Resilience is the dancer who goes back to school and demands better labor protections for her peers.It’s the escort who organizes a local vigil each year so that no one’s name is forgotten.It’s the parent who fights to keep custody and refuses to be shamed for their work.It’s the street-based worker who shares supplies and safety tips, even on nights when she’s barely scraping by herself.It’s the artist who transforms stigma into something beautiful - painting, poetry, performance, or protest - turning survival into statement.


Resilience doesn’t always look like strength; sometimes it looks like rest, laughter, or asking for help. It’s in the peer-led outreach van parked outside a club. It’s in the collective care fund that pays someone’s rent.

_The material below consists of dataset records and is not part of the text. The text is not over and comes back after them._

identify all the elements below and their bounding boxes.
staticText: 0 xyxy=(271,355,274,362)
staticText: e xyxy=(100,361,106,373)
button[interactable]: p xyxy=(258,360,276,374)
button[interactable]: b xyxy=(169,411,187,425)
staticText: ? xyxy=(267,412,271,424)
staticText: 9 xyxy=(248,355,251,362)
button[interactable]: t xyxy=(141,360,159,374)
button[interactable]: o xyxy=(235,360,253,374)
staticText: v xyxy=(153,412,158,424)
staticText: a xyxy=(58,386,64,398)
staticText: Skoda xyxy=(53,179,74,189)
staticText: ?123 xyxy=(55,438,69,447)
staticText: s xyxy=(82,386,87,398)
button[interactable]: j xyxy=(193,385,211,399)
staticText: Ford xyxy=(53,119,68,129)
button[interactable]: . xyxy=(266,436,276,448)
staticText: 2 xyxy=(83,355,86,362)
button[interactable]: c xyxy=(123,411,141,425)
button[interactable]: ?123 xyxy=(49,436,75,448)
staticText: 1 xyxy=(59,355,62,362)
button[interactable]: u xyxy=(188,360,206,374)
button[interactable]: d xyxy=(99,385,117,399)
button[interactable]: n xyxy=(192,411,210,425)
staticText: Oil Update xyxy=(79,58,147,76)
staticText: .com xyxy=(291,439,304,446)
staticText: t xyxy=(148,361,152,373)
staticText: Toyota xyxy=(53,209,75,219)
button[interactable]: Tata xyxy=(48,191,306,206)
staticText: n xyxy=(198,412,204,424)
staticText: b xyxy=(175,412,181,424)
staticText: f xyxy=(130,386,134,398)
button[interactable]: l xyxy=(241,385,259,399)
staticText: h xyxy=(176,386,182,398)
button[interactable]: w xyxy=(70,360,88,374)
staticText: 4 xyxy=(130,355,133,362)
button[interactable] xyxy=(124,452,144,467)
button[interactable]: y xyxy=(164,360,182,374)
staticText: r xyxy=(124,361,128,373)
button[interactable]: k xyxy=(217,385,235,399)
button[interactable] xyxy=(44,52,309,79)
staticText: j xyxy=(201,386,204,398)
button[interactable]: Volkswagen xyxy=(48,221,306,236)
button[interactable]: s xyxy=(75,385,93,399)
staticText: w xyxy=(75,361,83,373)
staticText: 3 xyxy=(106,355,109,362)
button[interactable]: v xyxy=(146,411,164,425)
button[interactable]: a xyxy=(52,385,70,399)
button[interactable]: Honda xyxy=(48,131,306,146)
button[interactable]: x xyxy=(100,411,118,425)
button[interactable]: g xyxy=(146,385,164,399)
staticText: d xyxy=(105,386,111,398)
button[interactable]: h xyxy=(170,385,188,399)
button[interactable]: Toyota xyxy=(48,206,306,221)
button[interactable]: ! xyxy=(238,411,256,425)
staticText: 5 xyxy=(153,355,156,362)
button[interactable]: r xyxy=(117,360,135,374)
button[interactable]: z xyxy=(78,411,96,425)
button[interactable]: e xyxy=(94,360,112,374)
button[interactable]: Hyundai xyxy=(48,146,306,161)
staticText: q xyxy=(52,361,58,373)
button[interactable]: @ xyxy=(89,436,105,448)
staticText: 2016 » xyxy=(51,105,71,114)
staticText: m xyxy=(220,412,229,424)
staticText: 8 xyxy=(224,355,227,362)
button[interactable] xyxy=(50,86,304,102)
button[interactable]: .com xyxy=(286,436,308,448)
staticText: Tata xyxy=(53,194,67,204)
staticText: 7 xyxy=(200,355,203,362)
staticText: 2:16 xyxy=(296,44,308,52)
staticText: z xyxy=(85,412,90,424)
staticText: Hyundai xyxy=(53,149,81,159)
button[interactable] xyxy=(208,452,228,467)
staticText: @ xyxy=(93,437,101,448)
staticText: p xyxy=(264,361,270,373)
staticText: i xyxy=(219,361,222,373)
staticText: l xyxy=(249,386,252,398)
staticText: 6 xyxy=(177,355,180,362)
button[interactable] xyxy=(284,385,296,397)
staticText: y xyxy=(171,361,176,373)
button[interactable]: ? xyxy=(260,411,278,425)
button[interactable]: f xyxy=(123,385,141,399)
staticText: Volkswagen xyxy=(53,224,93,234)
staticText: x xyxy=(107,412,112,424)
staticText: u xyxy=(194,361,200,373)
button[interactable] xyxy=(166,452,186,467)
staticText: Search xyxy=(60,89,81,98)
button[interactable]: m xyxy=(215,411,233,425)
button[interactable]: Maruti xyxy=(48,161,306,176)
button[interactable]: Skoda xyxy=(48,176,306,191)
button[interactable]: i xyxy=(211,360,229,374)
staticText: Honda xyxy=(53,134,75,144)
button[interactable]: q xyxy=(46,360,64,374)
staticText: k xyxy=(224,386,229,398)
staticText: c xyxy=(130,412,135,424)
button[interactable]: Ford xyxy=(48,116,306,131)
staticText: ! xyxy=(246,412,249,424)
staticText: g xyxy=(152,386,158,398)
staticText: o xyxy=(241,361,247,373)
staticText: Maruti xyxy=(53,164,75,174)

It’s in the online spaces where workers find community when isolation threatens to break them. These are not small acts. They are revolutionary. They remind us that resistance doesn’t always roar - it often hums quietly in the background, keeping the heart of the movement beating.


Why It Matters on December 17

December 17 is a day for remembering, but it’s also a day for witnessing the living. We light candles for those we’ve lost, but each flame also represents those who continue to fight for life, dignity, and joy. Honoring resilience gives the movement its forward motion. It reminds us that the struggle for safety and justice is not just about survival - it’s about the right to live fully, loudly, and unapologetically.


Resilience is the bridge between mourning and movement. When we gather, we do more than grieve; we organize. We build networks of care, celebrate art, hold each other through heartbreak, and imagine safer futures. That imagination is its own kind of resistance - because every dream of safety and freedom pushes back against the systems that would rather see us disappear.


Action Steps

Celebrate: Share stories that highlight resilience, not just tragedy. Uplift sex workers who are organizing, creating, or leading change in your community.

Create: Use your art, writing, or platform to amplify sex worker voices and stories of joy, strength, and survival.

Join: Attend vigils and events not only as a mourner, but as a witness to resilience - because every presence, every candle, every name spoken is part of the resistance.


Reflection

Resilience is not compliance with injustice - it is defiance of it. It is the art of living in a world that tries to deny your existence and choosing, every day, to exist anyway.

On December 17, we honor the lives lost to violence, but we also honor the people still here, still fighting, still creating beauty out of grief. Because resilience is the heartbeat of this movement - and honoring it is how we keep that heartbeat strong.